Inventing Jewish Ritual

Jewish Publication Society  2007

In Inventing Jewish Ritual, Vanessa Ochs trains her anthropologist’s eyes and sensibilities onto the plethora of new and revised Jewish rituals that have always been evolving, especially in the past forty years. She is not only an observer and ethnographer, but also a participant and creator, and uses her own experiences to invite the reader into the process of inventing Jewish ritual from the inside. Ochs weaves this unique combination of perspectives into a thoughtful tapestry that will be of interest and accessible to a wide range of readers. She explores how feminism, the havurah movement, and the publication of the Jewish Catalog books have contributed to creating an environment that has proven to be especially fertile ground for creative Jewish ritual expression by lay people as well as clergy. And, while the Reconstructionist and Reform movements may have led the way, Ochs documents many ritual innovations that have been developed within the Orthodox community, particularly by women searching for ways to increase their opportunities for learning and expressing themselves within a halakhic framework. A number of well-chosen case studies effectively expand the reader’s understanding of both the process and the content of the creation of new Jewish rituals.
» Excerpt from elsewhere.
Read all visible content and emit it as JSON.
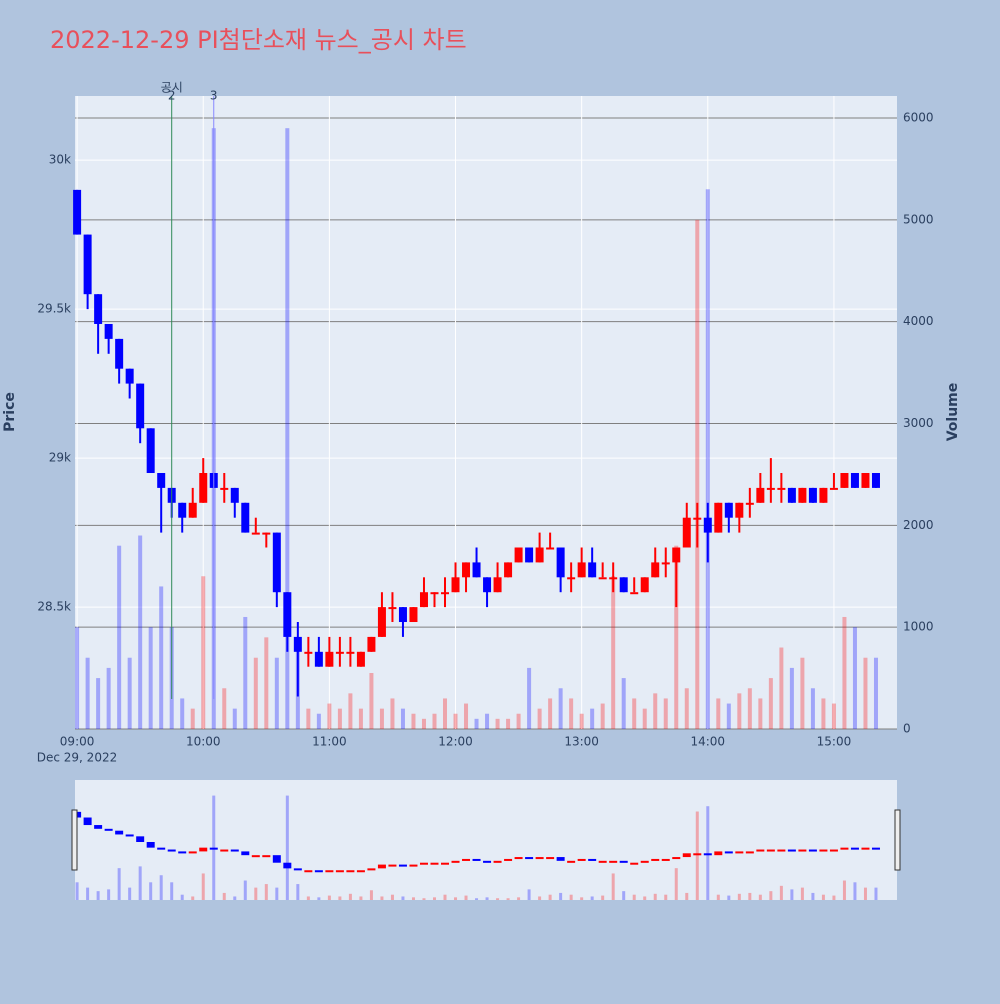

Appendices.

Discussion Questions

1. Choose two Jewish objects that hold special meaning for you: one should express what you think of as continuity with the Jewish past, and the other should express new ways of being Jewish.

2. How does the object connect to the past, evoking stories and memories?

3. What kind of feelings does the object evoke, and what kinds of acts does it inspire?

4. How does the object connect you to other Jews?

5. What meanings do you hope the objects might convey if they were to be passed on to the next generation?